Ms. Metsker: The main message I want to say is for clinicians and then also for people who have metastatic breast cancer—just understanding that the experience is different and much different than early-stage breast cancer. I've learned so much from my patients. They've taught me so much over the years. One patient, when we were having this conversation recently, said, "I hear people getting to ring the bell when I'm in the infusion area. I'm never going to get to ring the bell because I'm never going to be done with treatment." So, she got a bell for her kitchen, and every morning when she gets up and goes down to the kitchen and gets her coffee, she rings that bell. She said, "With MBC, I'm not going to get to ring the bell in infusion, but every day I'm ringing that bell because I'm going to live today."
We want to help patients to live well, to live with hope, and to continue to live life and do the things that are helping them achieve their goals. The patient with the bell said, "Actually, I am grateful for what I've learned and for what I've gained through having metastatic breast cancer." That kind of a statement doesn't happen overnight; there's a process for getting to that point. I think we need to listen as clinicians and as providers and to have those conversations, not only with the patient, but with their loved ones as well.
Oncology Data Advisor: These are all fantastic words of advice. Thank you so much for coming on today and reframing how we look at MBC, especially in October. It was really great to talk with you and hear about these messages.
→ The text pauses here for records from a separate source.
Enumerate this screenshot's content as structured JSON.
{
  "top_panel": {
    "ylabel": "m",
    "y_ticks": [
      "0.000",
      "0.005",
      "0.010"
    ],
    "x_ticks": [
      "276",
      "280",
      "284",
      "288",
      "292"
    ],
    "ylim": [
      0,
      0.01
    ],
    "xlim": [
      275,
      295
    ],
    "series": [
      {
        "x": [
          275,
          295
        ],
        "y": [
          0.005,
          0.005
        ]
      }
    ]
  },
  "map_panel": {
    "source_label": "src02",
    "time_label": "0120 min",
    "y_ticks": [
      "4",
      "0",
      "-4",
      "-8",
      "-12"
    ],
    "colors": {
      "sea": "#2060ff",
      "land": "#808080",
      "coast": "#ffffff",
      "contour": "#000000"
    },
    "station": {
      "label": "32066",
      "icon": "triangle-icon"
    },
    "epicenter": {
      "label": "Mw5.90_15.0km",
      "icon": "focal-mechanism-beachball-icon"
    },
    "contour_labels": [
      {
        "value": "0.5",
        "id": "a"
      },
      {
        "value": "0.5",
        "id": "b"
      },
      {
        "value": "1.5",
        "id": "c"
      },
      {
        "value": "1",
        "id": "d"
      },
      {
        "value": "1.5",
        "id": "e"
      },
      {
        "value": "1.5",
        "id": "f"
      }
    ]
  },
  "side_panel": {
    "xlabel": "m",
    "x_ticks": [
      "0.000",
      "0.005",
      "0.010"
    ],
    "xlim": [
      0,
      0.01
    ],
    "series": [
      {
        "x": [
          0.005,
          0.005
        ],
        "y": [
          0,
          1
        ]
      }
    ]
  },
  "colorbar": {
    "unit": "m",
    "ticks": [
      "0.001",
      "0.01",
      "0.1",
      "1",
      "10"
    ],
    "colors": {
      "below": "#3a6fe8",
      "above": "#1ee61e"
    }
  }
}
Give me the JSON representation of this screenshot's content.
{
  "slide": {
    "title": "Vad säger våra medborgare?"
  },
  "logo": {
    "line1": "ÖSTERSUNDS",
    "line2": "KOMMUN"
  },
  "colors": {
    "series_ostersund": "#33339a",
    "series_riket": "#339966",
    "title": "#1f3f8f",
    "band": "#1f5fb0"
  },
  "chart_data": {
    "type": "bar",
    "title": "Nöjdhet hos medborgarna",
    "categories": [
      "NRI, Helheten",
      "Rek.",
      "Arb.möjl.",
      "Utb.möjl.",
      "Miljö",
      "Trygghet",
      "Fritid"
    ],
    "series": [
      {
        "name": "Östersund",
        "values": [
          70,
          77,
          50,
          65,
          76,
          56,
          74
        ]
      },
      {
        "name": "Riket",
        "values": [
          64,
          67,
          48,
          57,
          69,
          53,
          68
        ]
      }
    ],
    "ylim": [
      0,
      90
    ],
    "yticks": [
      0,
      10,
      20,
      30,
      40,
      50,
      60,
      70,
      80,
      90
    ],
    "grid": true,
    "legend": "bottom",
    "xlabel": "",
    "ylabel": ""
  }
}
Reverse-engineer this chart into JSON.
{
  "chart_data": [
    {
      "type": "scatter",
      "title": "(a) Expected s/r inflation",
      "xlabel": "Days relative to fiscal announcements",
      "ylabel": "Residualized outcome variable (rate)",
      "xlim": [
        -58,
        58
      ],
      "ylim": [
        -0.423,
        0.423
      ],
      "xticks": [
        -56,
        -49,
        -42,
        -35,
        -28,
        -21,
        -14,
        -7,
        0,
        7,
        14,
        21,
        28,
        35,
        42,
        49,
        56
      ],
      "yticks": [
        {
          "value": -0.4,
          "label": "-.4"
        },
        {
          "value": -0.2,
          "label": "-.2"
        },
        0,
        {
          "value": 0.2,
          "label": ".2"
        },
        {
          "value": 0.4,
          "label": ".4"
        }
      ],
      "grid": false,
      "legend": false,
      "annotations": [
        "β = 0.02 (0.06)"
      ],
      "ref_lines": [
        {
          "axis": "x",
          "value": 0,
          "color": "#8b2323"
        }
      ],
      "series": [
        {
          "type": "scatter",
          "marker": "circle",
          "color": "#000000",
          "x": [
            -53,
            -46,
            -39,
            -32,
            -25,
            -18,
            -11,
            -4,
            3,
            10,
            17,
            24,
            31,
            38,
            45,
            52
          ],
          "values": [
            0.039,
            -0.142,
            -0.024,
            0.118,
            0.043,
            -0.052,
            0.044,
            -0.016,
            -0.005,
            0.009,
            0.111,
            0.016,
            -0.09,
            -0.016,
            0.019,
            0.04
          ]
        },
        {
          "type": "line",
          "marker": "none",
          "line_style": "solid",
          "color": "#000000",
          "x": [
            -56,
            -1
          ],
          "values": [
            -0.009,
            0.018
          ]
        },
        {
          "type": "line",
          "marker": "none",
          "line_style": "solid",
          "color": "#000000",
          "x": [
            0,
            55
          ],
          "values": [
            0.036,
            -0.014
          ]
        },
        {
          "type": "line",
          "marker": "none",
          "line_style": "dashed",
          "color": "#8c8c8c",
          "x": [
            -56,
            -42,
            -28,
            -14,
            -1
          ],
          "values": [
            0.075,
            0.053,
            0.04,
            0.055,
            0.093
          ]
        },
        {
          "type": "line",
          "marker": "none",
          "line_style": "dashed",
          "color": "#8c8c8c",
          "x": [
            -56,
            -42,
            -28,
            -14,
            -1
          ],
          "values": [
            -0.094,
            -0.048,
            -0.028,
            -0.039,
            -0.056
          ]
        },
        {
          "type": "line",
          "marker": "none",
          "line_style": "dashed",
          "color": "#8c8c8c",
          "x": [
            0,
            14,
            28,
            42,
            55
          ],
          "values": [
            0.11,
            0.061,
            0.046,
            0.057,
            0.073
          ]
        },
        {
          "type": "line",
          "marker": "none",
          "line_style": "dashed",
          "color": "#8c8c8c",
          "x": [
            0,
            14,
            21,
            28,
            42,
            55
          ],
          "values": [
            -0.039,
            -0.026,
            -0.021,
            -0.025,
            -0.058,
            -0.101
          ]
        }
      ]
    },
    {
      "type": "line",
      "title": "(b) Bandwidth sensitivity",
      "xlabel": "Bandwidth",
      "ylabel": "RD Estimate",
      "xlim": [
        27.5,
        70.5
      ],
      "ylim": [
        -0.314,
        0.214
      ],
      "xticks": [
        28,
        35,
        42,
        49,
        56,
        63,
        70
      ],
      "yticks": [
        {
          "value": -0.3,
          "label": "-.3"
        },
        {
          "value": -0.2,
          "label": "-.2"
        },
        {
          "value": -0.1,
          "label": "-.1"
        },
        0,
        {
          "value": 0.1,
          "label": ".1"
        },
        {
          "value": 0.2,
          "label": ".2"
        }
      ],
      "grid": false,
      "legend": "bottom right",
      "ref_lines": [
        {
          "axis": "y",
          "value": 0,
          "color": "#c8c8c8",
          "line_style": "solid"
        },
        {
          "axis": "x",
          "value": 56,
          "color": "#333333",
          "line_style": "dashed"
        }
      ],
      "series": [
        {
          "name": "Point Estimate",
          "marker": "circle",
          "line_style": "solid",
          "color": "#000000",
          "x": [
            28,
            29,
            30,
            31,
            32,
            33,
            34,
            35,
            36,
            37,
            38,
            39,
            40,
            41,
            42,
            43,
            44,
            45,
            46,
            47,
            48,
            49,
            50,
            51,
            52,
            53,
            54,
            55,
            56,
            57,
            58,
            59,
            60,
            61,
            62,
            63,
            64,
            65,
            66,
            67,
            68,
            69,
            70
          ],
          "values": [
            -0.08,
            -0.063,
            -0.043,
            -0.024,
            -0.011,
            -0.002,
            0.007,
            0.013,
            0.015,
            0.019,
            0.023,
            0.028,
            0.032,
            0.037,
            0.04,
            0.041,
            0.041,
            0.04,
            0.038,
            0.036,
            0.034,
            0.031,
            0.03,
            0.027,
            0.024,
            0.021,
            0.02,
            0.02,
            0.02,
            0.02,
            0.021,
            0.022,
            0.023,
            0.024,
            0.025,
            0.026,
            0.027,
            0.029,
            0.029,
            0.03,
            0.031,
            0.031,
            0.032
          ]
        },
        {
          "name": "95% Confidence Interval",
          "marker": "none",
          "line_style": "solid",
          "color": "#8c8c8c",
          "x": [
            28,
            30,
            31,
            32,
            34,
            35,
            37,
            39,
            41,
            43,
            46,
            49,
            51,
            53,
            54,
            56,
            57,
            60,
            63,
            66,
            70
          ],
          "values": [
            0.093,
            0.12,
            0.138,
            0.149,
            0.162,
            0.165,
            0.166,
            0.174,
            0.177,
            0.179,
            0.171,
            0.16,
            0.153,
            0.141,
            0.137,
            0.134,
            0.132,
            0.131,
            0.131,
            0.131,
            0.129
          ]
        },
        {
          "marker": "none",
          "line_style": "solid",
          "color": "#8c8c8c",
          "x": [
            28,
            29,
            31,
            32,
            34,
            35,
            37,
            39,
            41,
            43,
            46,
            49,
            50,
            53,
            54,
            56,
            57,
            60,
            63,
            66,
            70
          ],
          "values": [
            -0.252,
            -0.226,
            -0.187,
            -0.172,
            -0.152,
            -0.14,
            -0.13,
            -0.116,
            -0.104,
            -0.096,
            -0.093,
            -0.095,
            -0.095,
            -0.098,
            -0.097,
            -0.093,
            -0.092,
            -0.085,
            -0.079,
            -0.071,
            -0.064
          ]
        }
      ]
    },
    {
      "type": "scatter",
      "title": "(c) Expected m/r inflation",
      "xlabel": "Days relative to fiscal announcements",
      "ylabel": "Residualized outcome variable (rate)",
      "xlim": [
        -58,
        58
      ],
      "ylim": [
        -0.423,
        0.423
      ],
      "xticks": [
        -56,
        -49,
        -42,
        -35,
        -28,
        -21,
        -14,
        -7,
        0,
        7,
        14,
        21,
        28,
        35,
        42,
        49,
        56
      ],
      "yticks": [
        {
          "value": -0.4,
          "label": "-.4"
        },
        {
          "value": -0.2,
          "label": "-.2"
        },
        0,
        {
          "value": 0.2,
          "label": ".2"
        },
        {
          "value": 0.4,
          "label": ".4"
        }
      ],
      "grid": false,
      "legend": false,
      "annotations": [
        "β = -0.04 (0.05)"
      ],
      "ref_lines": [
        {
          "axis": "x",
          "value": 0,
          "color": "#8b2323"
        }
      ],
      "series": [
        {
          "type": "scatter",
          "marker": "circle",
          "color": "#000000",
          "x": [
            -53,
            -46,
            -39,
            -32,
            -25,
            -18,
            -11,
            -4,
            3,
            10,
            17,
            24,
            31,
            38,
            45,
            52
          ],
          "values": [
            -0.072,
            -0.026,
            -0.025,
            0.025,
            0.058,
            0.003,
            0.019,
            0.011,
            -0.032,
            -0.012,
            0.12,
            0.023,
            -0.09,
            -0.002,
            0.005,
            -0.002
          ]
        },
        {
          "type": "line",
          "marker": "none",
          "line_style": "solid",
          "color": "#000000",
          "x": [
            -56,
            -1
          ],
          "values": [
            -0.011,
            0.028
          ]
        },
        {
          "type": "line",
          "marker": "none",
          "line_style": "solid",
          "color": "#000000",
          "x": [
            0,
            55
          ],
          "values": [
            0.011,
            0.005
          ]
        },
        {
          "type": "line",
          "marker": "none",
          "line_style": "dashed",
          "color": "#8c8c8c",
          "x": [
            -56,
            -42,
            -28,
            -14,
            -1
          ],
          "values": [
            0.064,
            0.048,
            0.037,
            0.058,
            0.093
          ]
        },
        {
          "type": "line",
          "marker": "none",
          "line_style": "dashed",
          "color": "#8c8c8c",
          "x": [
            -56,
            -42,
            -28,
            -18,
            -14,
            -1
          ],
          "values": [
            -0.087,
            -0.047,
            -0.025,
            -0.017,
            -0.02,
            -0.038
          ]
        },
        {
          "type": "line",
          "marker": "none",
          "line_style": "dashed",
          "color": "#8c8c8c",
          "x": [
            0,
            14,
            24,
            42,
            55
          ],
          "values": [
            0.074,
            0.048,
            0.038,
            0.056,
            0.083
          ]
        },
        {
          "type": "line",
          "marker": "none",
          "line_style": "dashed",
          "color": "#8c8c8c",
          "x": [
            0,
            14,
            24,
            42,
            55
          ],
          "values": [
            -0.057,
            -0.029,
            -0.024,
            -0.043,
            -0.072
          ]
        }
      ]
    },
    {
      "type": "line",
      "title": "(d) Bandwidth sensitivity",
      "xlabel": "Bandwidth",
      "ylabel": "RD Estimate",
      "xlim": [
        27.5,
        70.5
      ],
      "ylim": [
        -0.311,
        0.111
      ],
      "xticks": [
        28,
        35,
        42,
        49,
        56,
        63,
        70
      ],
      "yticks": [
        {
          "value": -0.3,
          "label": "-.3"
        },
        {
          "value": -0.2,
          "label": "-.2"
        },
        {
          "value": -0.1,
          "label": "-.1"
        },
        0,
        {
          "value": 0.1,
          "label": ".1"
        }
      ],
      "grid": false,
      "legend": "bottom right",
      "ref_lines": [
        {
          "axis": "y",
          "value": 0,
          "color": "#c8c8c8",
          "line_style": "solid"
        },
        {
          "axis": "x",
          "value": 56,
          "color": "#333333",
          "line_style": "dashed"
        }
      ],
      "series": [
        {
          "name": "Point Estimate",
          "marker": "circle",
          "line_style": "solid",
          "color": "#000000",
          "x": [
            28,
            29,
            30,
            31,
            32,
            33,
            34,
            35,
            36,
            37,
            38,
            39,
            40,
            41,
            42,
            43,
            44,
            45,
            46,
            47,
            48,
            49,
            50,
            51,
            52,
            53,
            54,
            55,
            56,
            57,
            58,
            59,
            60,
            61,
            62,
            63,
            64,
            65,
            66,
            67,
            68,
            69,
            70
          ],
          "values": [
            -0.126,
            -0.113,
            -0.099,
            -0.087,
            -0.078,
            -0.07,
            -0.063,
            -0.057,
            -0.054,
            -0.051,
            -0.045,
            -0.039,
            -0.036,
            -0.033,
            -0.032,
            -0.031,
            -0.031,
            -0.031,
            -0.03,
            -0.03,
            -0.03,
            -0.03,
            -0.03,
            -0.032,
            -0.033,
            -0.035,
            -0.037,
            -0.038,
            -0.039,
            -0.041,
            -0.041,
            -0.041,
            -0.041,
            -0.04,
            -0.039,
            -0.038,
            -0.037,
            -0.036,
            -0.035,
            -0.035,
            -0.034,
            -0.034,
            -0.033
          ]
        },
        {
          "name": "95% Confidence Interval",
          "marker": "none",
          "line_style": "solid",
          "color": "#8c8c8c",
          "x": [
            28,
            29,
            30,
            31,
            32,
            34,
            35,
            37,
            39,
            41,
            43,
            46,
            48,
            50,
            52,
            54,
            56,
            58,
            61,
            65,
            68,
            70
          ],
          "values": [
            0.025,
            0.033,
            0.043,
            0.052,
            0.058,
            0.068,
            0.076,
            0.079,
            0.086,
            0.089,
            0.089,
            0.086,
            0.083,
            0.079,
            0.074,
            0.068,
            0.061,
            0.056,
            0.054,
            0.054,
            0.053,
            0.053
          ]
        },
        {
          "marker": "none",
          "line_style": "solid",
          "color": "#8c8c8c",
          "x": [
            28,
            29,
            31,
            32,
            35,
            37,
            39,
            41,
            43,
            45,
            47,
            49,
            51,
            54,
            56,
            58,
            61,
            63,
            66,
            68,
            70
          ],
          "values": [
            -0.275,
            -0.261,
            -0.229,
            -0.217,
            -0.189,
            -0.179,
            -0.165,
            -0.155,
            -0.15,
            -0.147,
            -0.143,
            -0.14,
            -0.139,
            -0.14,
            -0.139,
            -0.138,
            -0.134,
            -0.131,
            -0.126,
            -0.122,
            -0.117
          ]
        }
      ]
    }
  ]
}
Ms. Metsker: Thank you for having me.
About Ms. Metsker
Janie Metsker, RN, BSN, CN-BN, is the Clinical Coordinator at the Koontz Center for Advanced Breast Cancer at Saint Luke's Hospital in Kansas City, Missouri. As a nurse navigator, Ms. Metsker provides support for patients with newly diagnosed and metastatic breast cancer throughout the course of their diagnosis, treatment, and survivorship. In addition, she coordinates two annual retreats for patients with breast cancer and their support systems.
Transcript edited for clarity. Any views expressed above are the speaker's own and do not necessarily reflect those of Oncology Data Advisor.